José Veríssimo escreveu há mais de 100 anos sobre características da educação nacional com as quais, em parte, ainda convivemos. A escola deveria ser a cadeia heterogênea que ligasse todos os elementos da Nação. Isso não ocorreu, infelizmente. Permaneceram diversidades de raça, de religião e de costumes. Nossa escola primária, assim, deixou de exercer a devida influência na formação do caráter e no desenvolvimento do sentimento nacional.
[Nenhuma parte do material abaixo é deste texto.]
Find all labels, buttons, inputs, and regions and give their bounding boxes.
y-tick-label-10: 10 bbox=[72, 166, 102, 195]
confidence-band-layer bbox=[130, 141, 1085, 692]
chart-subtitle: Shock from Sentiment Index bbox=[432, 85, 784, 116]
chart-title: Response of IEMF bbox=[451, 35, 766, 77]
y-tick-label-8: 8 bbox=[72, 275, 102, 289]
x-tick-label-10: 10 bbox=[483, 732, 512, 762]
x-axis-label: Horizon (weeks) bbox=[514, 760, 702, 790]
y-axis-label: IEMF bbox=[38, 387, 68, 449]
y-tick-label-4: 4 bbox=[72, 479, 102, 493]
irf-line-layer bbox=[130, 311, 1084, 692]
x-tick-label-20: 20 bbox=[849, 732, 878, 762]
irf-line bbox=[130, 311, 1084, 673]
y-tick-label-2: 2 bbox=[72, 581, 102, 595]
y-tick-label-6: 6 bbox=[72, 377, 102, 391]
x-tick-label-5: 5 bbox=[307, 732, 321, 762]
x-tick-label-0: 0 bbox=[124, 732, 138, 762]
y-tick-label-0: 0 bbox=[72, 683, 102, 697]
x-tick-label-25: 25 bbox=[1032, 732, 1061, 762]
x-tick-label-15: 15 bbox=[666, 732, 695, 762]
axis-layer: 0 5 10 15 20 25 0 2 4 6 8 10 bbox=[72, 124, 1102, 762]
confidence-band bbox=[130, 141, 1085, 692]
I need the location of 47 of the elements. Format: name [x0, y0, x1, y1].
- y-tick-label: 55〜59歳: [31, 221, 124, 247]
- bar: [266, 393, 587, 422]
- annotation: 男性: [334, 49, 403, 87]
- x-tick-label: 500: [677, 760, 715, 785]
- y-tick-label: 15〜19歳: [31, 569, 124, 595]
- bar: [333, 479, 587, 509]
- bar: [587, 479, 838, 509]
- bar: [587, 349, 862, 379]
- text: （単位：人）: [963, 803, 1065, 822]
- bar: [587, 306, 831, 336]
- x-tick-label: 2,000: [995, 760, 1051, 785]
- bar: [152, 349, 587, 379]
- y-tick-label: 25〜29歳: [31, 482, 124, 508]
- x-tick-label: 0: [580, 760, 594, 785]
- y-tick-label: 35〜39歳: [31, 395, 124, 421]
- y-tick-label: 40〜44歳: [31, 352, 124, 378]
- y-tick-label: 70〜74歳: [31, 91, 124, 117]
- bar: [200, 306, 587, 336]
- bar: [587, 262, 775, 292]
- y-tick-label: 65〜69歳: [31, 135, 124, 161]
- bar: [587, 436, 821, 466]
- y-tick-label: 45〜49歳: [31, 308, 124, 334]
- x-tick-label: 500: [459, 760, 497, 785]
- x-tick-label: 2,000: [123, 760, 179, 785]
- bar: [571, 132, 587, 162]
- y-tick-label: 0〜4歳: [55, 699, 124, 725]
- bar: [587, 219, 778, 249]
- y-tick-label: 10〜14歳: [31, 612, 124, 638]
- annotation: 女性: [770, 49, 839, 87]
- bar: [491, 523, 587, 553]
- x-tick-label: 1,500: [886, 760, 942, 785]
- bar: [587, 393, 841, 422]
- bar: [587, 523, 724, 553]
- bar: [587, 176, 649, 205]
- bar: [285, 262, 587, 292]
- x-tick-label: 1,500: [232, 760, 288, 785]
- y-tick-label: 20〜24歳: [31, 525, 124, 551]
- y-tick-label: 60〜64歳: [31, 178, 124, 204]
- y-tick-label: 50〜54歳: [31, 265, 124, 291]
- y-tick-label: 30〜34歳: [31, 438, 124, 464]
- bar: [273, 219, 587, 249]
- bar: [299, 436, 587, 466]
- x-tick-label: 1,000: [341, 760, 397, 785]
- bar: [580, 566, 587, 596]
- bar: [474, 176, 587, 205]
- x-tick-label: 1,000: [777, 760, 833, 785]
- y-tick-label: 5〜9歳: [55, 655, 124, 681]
"Várias causas acudiram a estorvar em nós o brasileirismo: a extensão do país, a falta de comunicações, os estudos superiores em país do exterior, como é o caso de Portugal, o nosso provincialismo conhecido como bairrismo, a falta de organização consciente da educação pública e a péssima instrução pública que não procurou jamais ter uma função na integração do espírito nacional, além do iletrado brasileiro - ainda há pouco 84% da população - nada encontrou que, impressionando seus sentidos, lhe falasse da pátria e a seu modo fosse também um fator da sua educação."
Muitas ilações podem hoje ser feitas, decorrido mais de um século dos fatos referidos por Veríssimo, que ainda acrescentou:
"Não há museus, não há monumentos, não há festas nacionais. O que freqüentou a escola, onde lha não fizeram conhecer e amar, desadorando a leitura e o estudo, não procurou fazer-se a si próprio uma educação patriótica."
"... A educação pública deixou que houvesse essa indiferença pelas coisas nacionais, sendo paupérrima a nossa literatura nacionalística. Não possuímos uma única revista que leve a todos os cantos do País os trabalhos dos seus escritores, dos seus pensadores, dos seus artistas e os estudos feitos no País. Não temos ilustrações por onde fiquemos conhecendo os diversos aspectos da variada paisagem brasileira, ou as obras e construções no Brasil e por brasileiros feitas, nem os nossos homens e sucessos notáveis, nenhum algo raro monumento erguido."
São frases para reflexão. Algumas naturalmente se tornaram envelhecidas pela ação do tempo. Outras, com as devidas correções, podem ser lembradas pela oportunidade da sua referência. Querem um exemplo? Os cadernos de literatura dos grandes jornais, onde a proporção de autores estrangeiros citados e endeusados é muito maior do que as citações modestas do que se faz no Brasil em matéria de literatura. Quando não se tem de implorar por uma nota, como se não fosse obrigação desses jornais acompanhar com carinho o que se faz na própria terra em matéria de literatura.
Estamos vivendo um tempo de reforma educacional. O MEC deseja começar pelo ensino superior e colocou a sociedade para discutir a sua primeira versão, a que sucederá outra, de teor ainda desconhecido. De saída, dos 100 artigos propostos, 32 são visivelmente inconstitucionais. Mau começo. O que se deve pretender, lembrando o patriotismo de José Veríssimo, é que haja uma proposta inteligente de integração nacional, com a valorização do brasileirismo, de que andamos um pouco divorciados. Esse é o ponto de partida que enfaticamente propomos, ao assinalar a saudade e o respeito com que José Veríssimo é lembrado.